The Canary Islands blowing is controversial. Half of it did sheer off at one point in history and it did cause a massive tidal wave. I moved the fault line a little bit, so that when the mountain sheers and slides, it does set off the kind of an earthquake that in turn sets off the tsunami. It’s at least theoretically possible. So it isn’t that I changed the science, but I took the most drastic possible view.
I had known some of the science beforehand. As soon as I started writing and researching, I had a nice file of interesting material. The Canary Island tsunami was there; the fact that the Yellowstone Caldera could blow at any time was there. And in this file I also had the K. planticola, the bacteria that creates too much alcohol. It’s a common form that is on plants already. They did try in Germany to create an alternate version that would convert plant waste to alcohol as a byproduct, and they found out that it would kill all the plants, so they obviously didn’t do anything with it. It never got out of the lab. But because it was in my file, it was something I could do something with. I was thinking about it.

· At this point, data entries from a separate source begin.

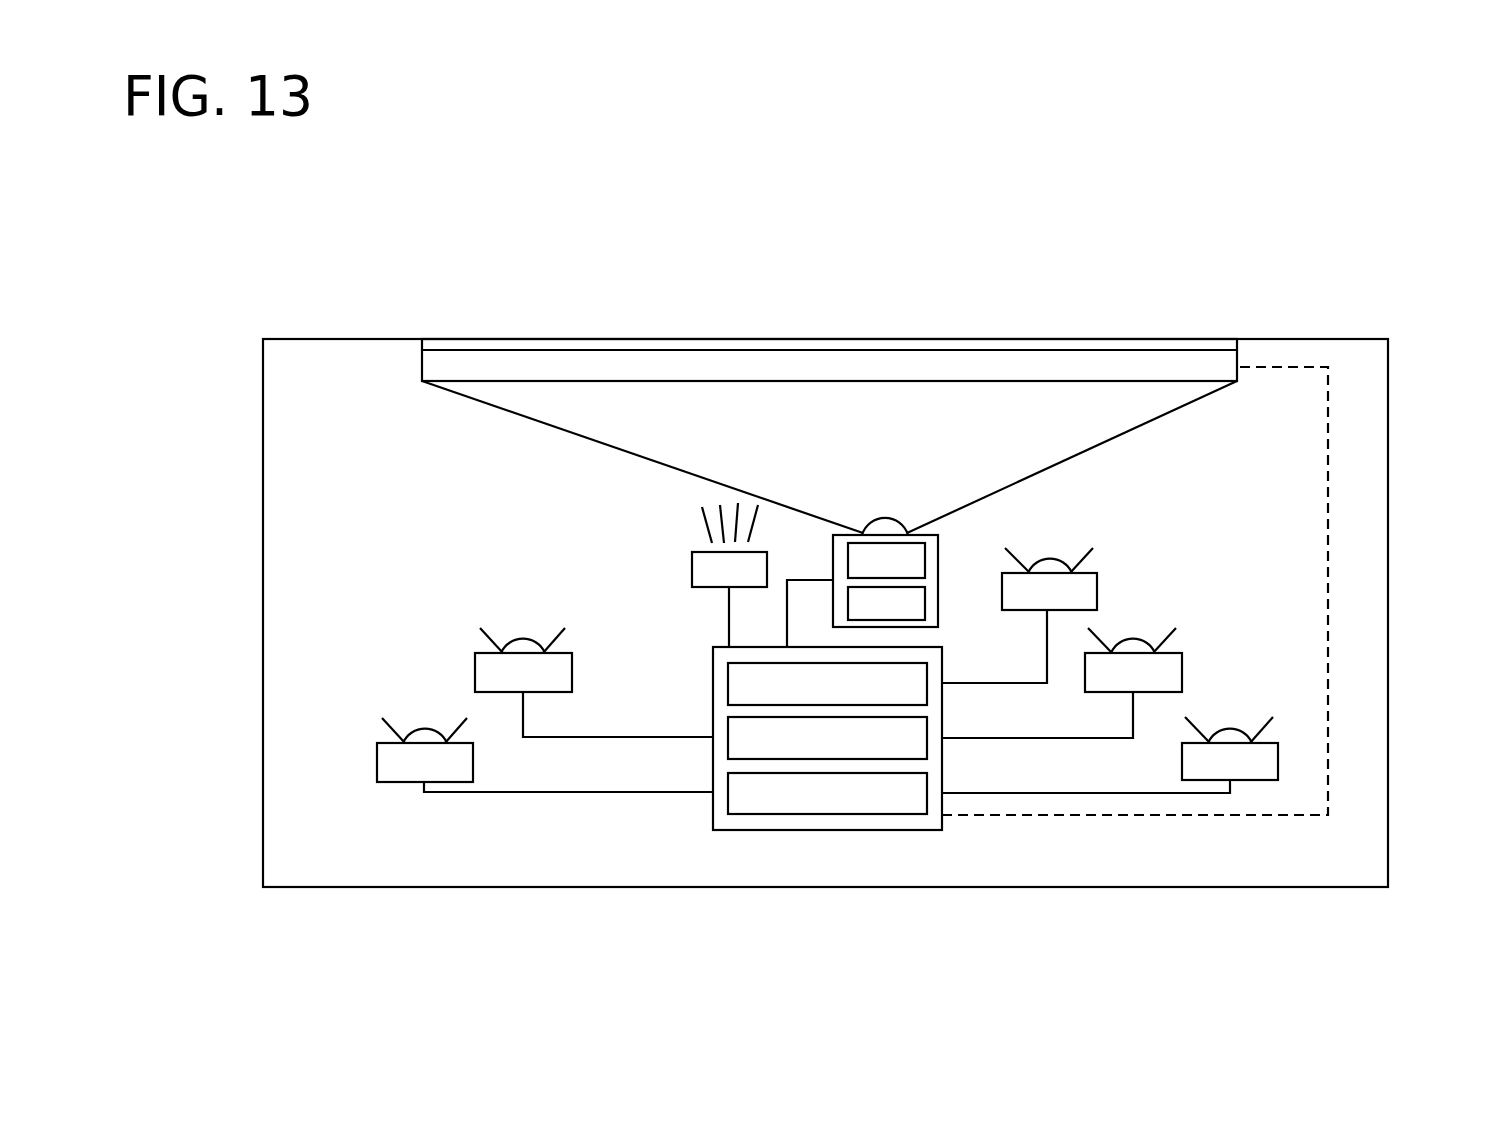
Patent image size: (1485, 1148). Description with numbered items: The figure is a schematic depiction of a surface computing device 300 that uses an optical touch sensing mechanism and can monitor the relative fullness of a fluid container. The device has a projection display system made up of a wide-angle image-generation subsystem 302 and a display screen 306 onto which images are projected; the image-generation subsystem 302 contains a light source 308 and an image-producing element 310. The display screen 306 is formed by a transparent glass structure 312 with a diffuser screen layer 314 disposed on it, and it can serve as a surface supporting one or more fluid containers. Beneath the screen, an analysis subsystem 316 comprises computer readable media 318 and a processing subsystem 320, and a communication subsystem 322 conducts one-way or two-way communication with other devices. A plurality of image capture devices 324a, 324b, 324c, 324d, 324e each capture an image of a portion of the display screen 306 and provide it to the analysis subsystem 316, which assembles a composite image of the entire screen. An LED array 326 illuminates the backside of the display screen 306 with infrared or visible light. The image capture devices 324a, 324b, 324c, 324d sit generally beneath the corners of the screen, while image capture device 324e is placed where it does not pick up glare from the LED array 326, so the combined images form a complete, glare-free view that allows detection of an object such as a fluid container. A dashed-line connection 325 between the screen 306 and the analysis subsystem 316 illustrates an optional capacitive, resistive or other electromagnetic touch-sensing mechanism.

The surface computing device 300 is at (360, 252).
The wide-angle image-generation subsystem 302 is at (940, 560).
The display screen 306 is at (487, 336).
The light source 308 is at (925, 603).
The image-producing element 310 is at (843, 560).
The transparent glass structure 312 is at (582, 367).
The diffuser screen layer 314 is at (666, 345).
The analysis subsystem 316 is at (713, 812).
The computer readable media 318 is at (728, 680).
The processing subsystem 320 is at (927, 730).
The communication subsystem 322 is at (927, 785).
The image capture device 324a is at (395, 768).
The image capture device 324b is at (490, 672).
The image capture device 324c is at (1165, 673).
The image capture device 324d is at (1262, 768).
The image capture device 324e is at (1085, 590).
The dashed-line connection 325 is at (1328, 583).
The LED array 326 is at (692, 570).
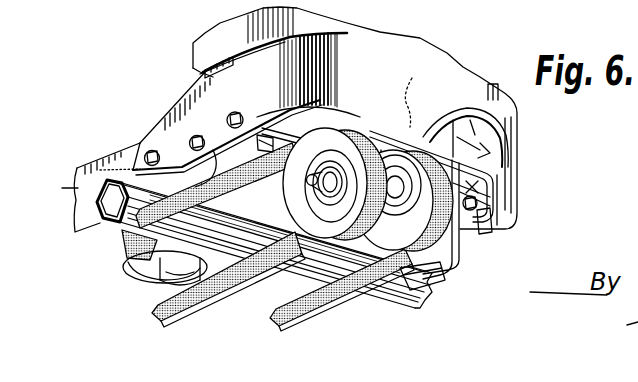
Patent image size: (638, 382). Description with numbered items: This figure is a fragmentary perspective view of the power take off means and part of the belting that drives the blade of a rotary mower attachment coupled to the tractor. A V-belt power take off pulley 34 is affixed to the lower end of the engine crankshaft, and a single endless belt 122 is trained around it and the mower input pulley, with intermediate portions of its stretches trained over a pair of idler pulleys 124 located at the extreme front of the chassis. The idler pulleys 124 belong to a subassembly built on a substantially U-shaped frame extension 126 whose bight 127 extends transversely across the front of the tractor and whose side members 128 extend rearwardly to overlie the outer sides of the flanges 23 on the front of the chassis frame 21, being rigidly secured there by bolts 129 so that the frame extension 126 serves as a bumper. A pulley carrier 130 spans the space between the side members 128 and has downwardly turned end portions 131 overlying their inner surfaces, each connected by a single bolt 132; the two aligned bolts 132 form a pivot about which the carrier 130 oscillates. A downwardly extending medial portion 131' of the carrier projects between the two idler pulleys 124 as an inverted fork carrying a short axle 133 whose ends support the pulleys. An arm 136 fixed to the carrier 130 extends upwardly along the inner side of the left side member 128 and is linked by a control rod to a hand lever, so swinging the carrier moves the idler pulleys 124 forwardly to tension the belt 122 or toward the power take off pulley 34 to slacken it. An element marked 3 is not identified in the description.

The mounting bracket 3 is at (127, 240).
The frame 21 is at (95, 172).
The flanges 23 is at (77, 186).
The power take off pulley 34 is at (143, 283).
The endless belt 122 is at (157, 317).
The idler pulleys 124 is at (347, 138).
The U-shaped frame extension 126 is at (606, 133).
The bight 127 is at (412, 78).
The side members 128 is at (185, 100).
The bolts 129 is at (190, 137).
The pulley carrier 130 is at (480, 188).
The end portions 131 is at (362, 203).
The medial portion 131' is at (451, 278).
The bolt 132 is at (229, 112).
The axle 133 is at (313, 182).
The arm 136 is at (520, 62).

And also, at the time I was writing this, Science News came out with a follow-up on the Iceland volcano. So I thought, “Well, that’s interesting, too. I can use more volcanoes like that.” [Laughs.] So I looked around until I found information on that. Science fiction writers, they do two things. First of all, they take the things that don’t ordinarily go together and stick them together. And secondly, they try the best they can to make a little bit of knowledge look like a lot of knowledge. Those are two completely necessary tools for science fiction writing.
You move among three time lines and points of view in After the Fall. Did you write each chapter in the order they appear?

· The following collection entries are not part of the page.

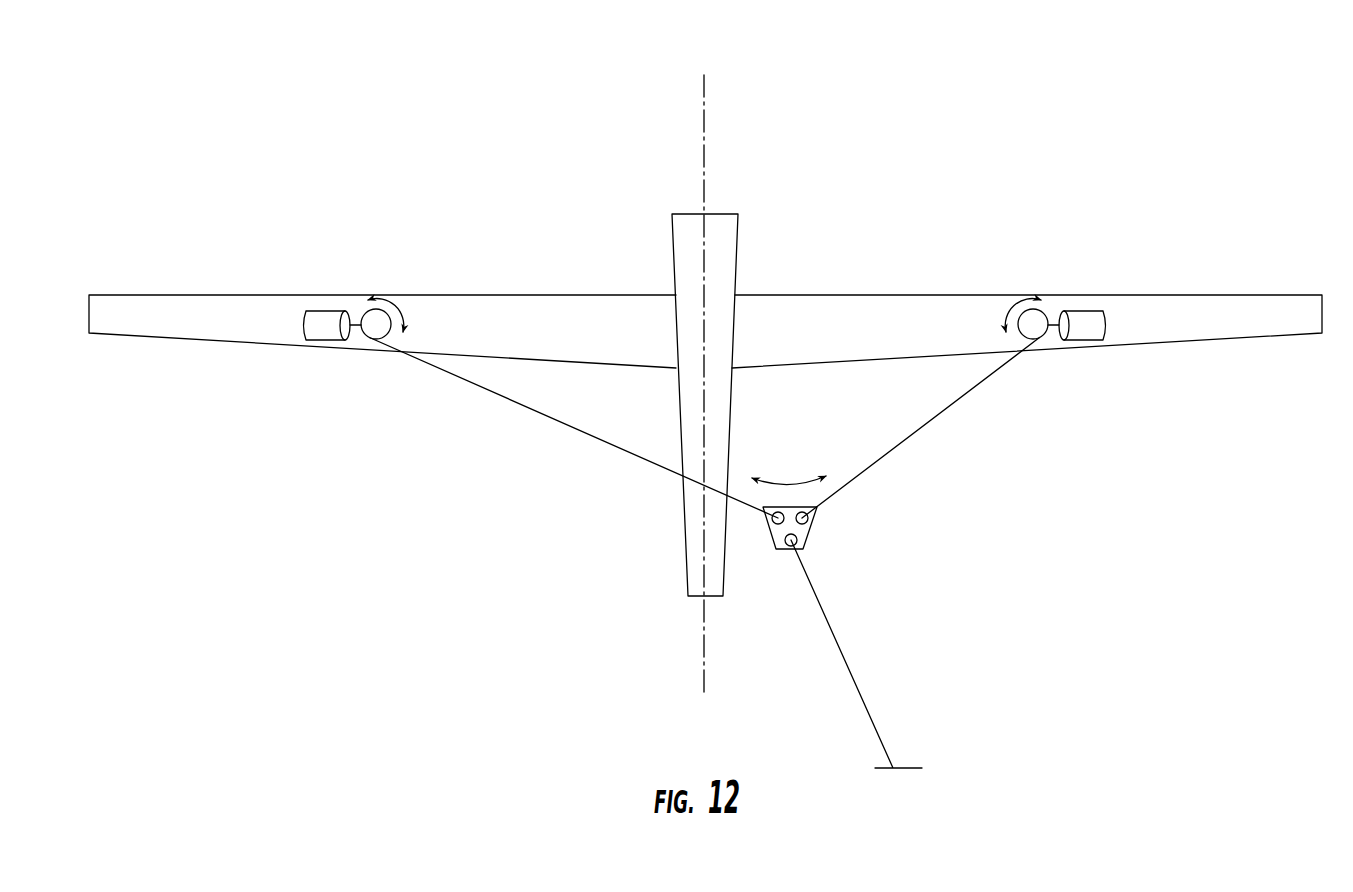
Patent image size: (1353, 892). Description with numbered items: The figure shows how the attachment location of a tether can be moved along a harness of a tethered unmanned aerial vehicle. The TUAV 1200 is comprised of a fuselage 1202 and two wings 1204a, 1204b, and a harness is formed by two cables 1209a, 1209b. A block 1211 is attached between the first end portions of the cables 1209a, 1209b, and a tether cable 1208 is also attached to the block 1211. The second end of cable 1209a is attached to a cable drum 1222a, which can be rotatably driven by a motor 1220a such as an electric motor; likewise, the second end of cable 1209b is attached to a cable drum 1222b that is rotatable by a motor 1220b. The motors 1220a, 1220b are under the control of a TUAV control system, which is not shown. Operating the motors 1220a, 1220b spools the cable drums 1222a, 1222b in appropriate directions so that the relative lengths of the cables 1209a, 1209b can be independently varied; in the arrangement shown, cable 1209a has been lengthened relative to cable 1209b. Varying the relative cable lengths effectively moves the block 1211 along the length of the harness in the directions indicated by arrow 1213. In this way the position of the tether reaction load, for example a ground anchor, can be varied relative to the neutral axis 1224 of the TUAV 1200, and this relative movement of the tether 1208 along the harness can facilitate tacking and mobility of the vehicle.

The TUAV 1200 is at (356, 209).
The fuselage 1202 is at (680, 253).
The wing 1204a is at (226, 333).
The wing 1204b is at (1151, 335).
The tether cable 1208 is at (845, 663).
The cable 1209a is at (597, 440).
The cable 1209b is at (893, 452).
The block 1211 is at (812, 535).
The arrow 1213 is at (791, 484).
The motor 1220a is at (316, 340).
The motor 1220b is at (1085, 340).
The cable drum 1222a is at (361, 338).
The cable drum 1222b is at (1047, 337).
The neutral axis 1224 is at (703, 155).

The first part appears in the order I wrote it. And then, for the second half, I was going on a roll with Pete, so I set Julie aside and I wrote all of the rest of his sections up till the end. Then I went back and wrote all of Julie’s sections up till the final scene. This is the way I always write. I never really know how things are going to turn till I’m halfway through. When I don’t know where I’m going, I kind of have to follow along and try different paths.
Are you ever going to return to these characters, to Pete and McAllister and Alicia and the rest?
I haven’t thought about it, but you never know. It’s possible. There’s a bunch of them now loose on the planet trying to restart civilization. Incidentally, one of the characters that I had most fun writing was Darlene: the acerbic and unrepentant Christian who keeps assuming that everything is Satan’s work. [Laughs.] If you’re going to pick up a random assortment of people, the way the Tesslies did
, snatching whoever happened to be alone and available, you’re going to end up with a couple strange people in the group. I could return to them, yeah.
Flash Point comes out in the fall?
Yes. It’s a YA science fiction set on near-future earth, and it’s about teens who are involved in a reality show. That one started with a character. I had in my mind this really desperate teenage girl, in—it’s not a dystopian U.S., but it’s a U.S. in a bad economic slump, even worse than the one we are in—and her parents are dead, she has a young sister she’s trying to support and a grandmother who was supporting them both and is now dying, and this girl desperately needs a job. So I started with her in a position where she’s applying along with several hundred other girls for a job and the story went from there.
Was writing YA terribly different than writing for an older audience?
No, it really wasn’t. YA has changed so much that there really isn’t much of a line anymore, except that the protagonists are teenagers. You’re allowed sex, you’re allowed violence, you’re allowed all kinds of stuff.
Sounds like there’s a similarity between the protagonist of Flash Point and Pete from After the Fall—desperation and the balancing of the needs of family and of the individual. Is there a lot of Pete in this new character?
This girl is much different. She’s very smart. She’s educated in terms of our world, anyway. She’s much more worldly. She’s much more knowledgeable than from Pete. And she’s functioning in a world she understands.